Operating income from continuing operations for the full-year 2016 was 103.6 million USD, compared to 101.4 million USD in 2015. Adjusted operating income in 2016 increased 74.0 percent to 207.8 million USD, or 9.0 percent of net revenue, as compared to 119.5 million USD, or 7.2 percent percent of net revenue, in 2015.

Net interest expense for the full-year 2016 increased to 32.6 million USD compared to 10.9 million USD in 2015. The increase in net interest expense was the result of additional debt utilized to finance the acquisition of Diamond Foods.

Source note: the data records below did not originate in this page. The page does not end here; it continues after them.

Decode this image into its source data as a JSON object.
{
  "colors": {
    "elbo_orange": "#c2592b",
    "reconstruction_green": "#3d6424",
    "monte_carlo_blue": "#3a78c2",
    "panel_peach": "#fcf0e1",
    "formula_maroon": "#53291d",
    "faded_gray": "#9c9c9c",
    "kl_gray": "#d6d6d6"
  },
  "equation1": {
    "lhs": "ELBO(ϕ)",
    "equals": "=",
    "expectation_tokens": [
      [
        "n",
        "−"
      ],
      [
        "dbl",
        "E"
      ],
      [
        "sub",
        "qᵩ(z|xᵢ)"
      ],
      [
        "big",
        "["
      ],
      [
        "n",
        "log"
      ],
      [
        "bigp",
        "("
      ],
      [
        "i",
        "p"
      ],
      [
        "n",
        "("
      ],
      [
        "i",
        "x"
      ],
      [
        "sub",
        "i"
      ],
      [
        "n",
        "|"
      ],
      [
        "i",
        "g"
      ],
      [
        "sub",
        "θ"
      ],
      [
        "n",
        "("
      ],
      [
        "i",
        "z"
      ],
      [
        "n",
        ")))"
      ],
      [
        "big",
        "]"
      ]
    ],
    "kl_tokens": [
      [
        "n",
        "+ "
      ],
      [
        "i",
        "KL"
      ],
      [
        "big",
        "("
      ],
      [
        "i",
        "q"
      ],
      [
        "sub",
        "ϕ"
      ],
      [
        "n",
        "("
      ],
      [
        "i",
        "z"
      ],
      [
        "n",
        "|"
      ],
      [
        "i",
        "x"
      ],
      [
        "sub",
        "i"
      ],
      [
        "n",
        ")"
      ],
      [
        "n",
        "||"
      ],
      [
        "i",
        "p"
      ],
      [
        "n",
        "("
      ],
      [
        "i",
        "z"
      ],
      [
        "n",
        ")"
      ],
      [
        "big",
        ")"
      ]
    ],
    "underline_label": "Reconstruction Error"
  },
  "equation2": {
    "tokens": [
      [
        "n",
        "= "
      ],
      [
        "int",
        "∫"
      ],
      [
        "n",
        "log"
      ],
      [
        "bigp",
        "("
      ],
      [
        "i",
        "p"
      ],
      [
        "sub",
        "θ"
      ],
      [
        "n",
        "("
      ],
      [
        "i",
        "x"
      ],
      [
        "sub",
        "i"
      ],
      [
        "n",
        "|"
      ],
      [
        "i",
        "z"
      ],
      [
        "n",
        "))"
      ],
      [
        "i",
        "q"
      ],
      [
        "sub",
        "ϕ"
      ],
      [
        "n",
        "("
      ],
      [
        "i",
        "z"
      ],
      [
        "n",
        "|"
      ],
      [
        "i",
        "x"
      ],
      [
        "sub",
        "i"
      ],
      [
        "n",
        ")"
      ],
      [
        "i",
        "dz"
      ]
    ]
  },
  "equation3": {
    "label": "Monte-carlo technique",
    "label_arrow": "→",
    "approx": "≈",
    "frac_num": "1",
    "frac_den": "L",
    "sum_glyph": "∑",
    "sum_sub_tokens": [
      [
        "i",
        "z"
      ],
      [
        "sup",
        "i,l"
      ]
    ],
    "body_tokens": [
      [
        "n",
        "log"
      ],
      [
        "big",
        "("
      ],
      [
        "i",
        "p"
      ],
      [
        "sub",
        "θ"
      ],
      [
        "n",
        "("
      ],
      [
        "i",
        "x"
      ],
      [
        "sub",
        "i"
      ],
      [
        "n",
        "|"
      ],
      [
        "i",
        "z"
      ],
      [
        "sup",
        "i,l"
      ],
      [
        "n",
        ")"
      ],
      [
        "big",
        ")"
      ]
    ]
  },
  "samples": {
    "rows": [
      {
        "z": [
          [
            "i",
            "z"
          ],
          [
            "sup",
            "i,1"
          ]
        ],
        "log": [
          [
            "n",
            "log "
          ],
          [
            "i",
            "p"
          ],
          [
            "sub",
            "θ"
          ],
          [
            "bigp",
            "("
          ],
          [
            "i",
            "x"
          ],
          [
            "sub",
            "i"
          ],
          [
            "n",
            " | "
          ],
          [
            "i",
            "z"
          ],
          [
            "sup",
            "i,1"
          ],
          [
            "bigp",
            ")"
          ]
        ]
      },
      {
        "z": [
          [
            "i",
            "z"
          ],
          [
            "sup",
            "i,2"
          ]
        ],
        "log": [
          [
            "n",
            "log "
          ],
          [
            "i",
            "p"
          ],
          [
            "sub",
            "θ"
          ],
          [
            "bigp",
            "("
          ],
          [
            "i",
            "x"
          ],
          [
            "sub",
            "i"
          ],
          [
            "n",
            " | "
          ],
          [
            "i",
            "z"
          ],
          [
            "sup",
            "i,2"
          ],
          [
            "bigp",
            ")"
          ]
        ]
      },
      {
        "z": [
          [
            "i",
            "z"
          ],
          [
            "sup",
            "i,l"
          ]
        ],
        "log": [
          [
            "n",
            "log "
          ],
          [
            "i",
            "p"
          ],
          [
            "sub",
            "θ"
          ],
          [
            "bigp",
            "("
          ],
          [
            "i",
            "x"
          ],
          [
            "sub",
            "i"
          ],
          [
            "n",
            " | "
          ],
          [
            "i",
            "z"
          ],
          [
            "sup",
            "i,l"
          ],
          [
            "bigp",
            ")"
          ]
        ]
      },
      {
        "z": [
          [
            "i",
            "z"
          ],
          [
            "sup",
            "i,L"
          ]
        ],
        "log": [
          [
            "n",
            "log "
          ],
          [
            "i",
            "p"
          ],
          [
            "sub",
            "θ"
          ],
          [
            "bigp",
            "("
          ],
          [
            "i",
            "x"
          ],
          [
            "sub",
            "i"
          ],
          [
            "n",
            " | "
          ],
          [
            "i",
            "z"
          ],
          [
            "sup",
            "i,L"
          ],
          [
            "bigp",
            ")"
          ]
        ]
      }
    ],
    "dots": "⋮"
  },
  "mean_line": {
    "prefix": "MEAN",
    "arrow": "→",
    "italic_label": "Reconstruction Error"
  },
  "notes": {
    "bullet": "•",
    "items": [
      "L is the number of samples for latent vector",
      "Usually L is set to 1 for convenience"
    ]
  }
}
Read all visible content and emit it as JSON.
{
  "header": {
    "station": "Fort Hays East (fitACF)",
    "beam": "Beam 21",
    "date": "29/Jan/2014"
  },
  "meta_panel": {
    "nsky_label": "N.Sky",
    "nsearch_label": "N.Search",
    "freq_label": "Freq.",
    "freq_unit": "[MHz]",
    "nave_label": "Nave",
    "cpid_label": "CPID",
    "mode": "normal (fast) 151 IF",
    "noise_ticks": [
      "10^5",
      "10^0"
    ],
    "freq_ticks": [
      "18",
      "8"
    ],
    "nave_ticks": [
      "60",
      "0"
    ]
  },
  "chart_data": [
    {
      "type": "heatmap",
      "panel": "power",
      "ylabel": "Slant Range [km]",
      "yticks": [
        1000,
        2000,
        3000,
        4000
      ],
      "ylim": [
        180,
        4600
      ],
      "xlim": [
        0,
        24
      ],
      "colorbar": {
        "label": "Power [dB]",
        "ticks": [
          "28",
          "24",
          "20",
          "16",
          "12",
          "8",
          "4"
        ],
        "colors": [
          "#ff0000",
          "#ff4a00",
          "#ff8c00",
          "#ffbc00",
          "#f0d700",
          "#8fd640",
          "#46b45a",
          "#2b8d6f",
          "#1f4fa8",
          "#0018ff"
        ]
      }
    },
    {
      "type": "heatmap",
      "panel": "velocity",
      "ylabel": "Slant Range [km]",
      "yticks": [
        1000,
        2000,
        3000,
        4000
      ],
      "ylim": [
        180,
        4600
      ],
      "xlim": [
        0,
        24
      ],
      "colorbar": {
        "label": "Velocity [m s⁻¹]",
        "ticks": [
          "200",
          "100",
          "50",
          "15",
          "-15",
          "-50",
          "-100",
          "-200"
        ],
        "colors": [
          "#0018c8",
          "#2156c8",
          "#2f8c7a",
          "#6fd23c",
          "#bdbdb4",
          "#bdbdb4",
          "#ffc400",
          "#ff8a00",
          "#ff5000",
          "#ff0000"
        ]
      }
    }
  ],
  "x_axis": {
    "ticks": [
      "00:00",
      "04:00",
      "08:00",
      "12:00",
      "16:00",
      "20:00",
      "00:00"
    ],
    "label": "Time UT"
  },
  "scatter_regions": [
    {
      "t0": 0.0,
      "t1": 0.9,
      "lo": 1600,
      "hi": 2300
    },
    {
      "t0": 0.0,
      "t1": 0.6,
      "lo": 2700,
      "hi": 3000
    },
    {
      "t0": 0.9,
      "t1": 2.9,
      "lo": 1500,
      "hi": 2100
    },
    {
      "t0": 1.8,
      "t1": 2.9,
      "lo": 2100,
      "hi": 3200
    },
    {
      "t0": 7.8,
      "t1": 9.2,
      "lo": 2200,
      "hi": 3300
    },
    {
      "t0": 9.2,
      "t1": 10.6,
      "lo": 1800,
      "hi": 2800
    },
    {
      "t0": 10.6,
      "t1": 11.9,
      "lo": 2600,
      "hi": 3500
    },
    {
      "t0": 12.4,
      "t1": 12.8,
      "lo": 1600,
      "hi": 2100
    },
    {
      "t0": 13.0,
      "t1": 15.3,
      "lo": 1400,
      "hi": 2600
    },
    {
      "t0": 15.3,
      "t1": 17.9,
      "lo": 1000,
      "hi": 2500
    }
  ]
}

The adjusted effective tax rate for the full-year 2016 was 34.1 percent as compared to 34.5 percent in 2015.

GAAP net income from continuing operations attributable to Snyder’s-Lance Inc. for the full-year 2016 was 42.0 million USD, or 0.45 USD per diluted share, as compared to 50.7 million USD, or 0.71 USD per diluted share, in 2015. The GAAP net loss from discontinued operations for the full-year 2016 was 27.1 million USD, or 0.29 USD per diluted share, and was due to a loss on the sale of Diamond of California of 32.6 million USD, which was due to the incremental allocation of approximately 39 million USD in enterprise goodwill in accordance with GAAP. Net income from discontinued operations, excluding special items, was 14.5 million USD or 0.16 USD per diluted share. Adjusted net income attributable to Snyder’s-Lance Inc. for the full-year 2016, increased 64.0 percent to 118.0 million USD, as compared to 71.9 million USD in 2015. Adjusted earnings per diluted share increased 25.7 percent to 1.27 USD for the full-year 2016 compared to 1.01 USD in 2015.

Adjusted Ebitda from continuing operations for the full-year 2016 increased 48.7 percent to 284.1 million USD or 13.5 percent of net revenue, as compared to adjusted Ebitda of 191.1 million USD, or 11.5 percent of net revenue, in 2015. Total adjusted Ebitda, including both continuing and discontinued operations, for the full-year 2016, increased 62.5 percent to 310.7 million USD, or 13.4 percent of net revenue, as compared to adjusted Ebitda of 191.1 million USD, or 11.5 percent of net revenue, in 2015. Adjusted Ebitda is a non-GAAP measure defined herein under «Use and Definition of Non-GAAP Measures», and is reconciled to net income in the tables that accompany this release.

Outlook*

For the full-year of fiscal 2017, the Company expects net revenue to be between 2’250 million USD and 2’290 million USD, adjusted Ebitda to be between 330 million USD and 345 million USD, and earnings per diluted share, excluding special items, to be between 1.32 USD and 1.42 USD.

The Company’s 2017 full-year outlook also includes the following assumptions:

  • Capital expenditures of 90 million USD to 100 million USD;
  • Net interest expense of 32 million USD to 35 million USD;
  • Effective tax rate of 33.5 percent to 34.5 percent; and
  • Weighted average diluted share count of approximately 98 million shares.

*Full-year 2017 GAAP guidance are not provided in this release due to the likely occurrence of one or more of the following items where the Company is unable to reliably forecast the timing and magnitude: Continued transaction and integration related costs associated with the divestiture of Diamond of California, other potential transactions and their related costs, settlements of contingent liabilities, possible gains or losses on the sale of businesses or other assets, restructuring costs, impairment charges, and the income tax effects of these.